I am trying to harvest data from the Booking website (for me only, in order to learn the functionality of the rvest package). Everything's good and fine, the package seems to collect what I want and to put everything in the table (dataframe). Here's my code:
library(rvest)
library(lubridate)
library(tidyverse)
page_booking <- c("https://www.booking.com/searchresults.html?aid=397594&label=gog235jc-1FCAEoggI46AdIM1gDaDuIAQGYAQe4ARfIAQzYAQHoAQH4AQyIAgGoAgO4Atap6PoFwAIB0gIkY2RhYmM2NTUtMDRkNS00ODY1LWE3MDYtNzQ1ZmRmNjY3NWY52AIG4AIB&sid=409e05f0cfc7a9e98de21dc3e633dbd6&tmpl=searchresults&ac_click_type=b&ac_position=0&checkin_month=9&checkin_monthday=10&checkin_year=2020&checkout_month=9&checkout_monthday=17&checkout_year=2020&class_interval=1&dest_id=197&dest_type=country&from_sf=1&group_adults=2&group_children=0&label_click=undef&no_rooms=1&offset=0&raw_dest_type=country&room1=A%2CA&sb_price_type=total&search_selected=1&shw_aparth=1&slp_r_match=0&src=index&src_elem=sb&srpvid=eb0e56a23d6c0004&ss=Spanien&ss_raw=spanien&ssb=empty&top_ufis=1&selected_currency=USD&changed_currency=1&top_currency=1&nflt=") %>%
paste0(1:60) %>%
paste0(c("?ie=UTF8&pageNumber=")) %>%
paste0(1:60) %>%
paste0(c("&pageSize=10&sortBy=recent"))
so in this chunk I collect the data from the first 60 pages after first manually feeding the Booking search engine with the country of my choise (Spain), the dates I am interested in (just some arbitrary interval) and the number of people (I used defaults here).

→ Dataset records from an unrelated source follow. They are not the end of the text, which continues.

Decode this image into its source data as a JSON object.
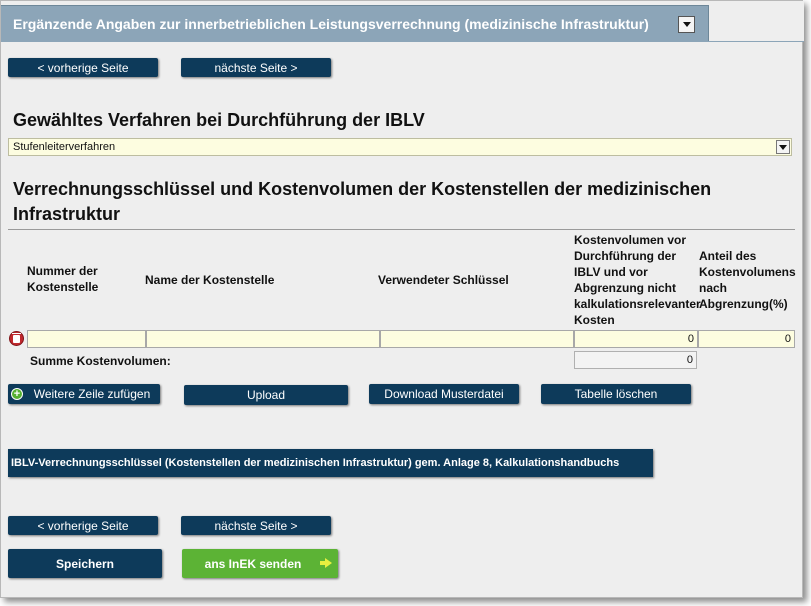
{
  "tab": {
    "title": "Ergänzende Angaben zur innerbetrieblichen Leistungsverrechnung (medizinische Infrastruktur)"
  },
  "nav": {
    "prev_label": "< vorherige Seite",
    "next_label": "nächste Seite >"
  },
  "procedure": {
    "heading": "Gewähltes Verfahren bei Durchführung der IBLV",
    "selected": "Stufenleiterverfahren"
  },
  "allocation": {
    "heading": "Verrechnungsschlüssel und Kostenvolumen der Kostenstellen der medizinischen Infrastruktur",
    "columns": [
      "Nummer der Kostenstelle",
      "Name der Kostenstelle",
      "Verwendeter Schlüssel",
      "Kostenvolumen vor Durchführung der IBLV und vor Abgrenzung nicht kalkulationsrelevanter Kosten",
      "Anteil des Kostenvolumens nach Abgrenzung(%)"
    ],
    "rows": [
      {
        "nummer": "",
        "name": "",
        "schluessel": "",
        "kostenvolumen": "0",
        "anteil": "0"
      }
    ],
    "sum_label": "Summe Kostenvolumen:",
    "sum_value": "0"
  },
  "actions": {
    "add_row": "Weitere Zeile zufügen",
    "upload": "Upload",
    "download": "Download Musterdatei",
    "clear": "Tabelle löschen"
  },
  "iblv_section": {
    "label": "IBLV-Verrechnungsschlüssel (Kostenstellen der medizinischen Infrastruktur) gem. Anlage 8, Kalkulationshandbuchs"
  },
  "footer": {
    "save": "Speichern",
    "send": "ans InEK senden"
  }
}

Then, I add this code to select the properties I want:
read_hotel <- function(url){ # collecting hotel names
ho <- read_html(url)
headline <- ho %>%
html_nodes("span.sr-hotel__name") %>% # the node I want to read
html_text() %>%
as_tibble()
}
hotels <- map_dfr(page_booking, read_hotel)
read_pr <- function(url){ # collecting price tags
pr <- read_html(url)
full_pr <- pr %>%
html_nodes("div.bui-price-display__value") %>% #the node I want to read
html_text() %>%
as_tibble()
}
fullprice <- map_dfr(page_booking, read_pr)

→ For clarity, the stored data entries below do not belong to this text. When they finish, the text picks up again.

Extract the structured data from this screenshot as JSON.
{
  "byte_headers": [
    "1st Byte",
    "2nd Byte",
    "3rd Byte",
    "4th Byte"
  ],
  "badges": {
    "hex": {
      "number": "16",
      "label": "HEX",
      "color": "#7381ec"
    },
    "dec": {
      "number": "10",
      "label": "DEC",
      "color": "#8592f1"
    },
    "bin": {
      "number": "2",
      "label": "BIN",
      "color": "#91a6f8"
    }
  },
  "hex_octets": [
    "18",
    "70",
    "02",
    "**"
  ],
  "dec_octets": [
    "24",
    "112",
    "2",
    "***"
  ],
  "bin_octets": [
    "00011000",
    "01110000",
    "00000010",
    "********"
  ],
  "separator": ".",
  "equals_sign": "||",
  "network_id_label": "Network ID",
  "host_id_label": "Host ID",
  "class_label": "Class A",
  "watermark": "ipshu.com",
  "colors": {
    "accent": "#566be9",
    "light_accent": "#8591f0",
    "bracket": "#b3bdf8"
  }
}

... and eventually save the whole data in the dataframe:
dfr <- tibble(hotels = hotels,
price_fact = fullprice)
I collect more parameters but this doesn't matter. The final dataframe of 1500 rows and two columns is then created. But the problem is the data within the second column does not correspond to the data in the first one. Which is really strange and renders my dataframe to be useless. I don't really understand how the package works in the background and why does it behaves that way. I also paid attention the first rows in the first column of the dataframe (hotel name) do not correspond to the first hotels I see on the website. So it seems to be a different search/sort/filter criteria the rvest package uses. Could you please explain me the processes take place during the rvest node hoping? I would really appreciate at least some explanation, just to better understand the tool we work with.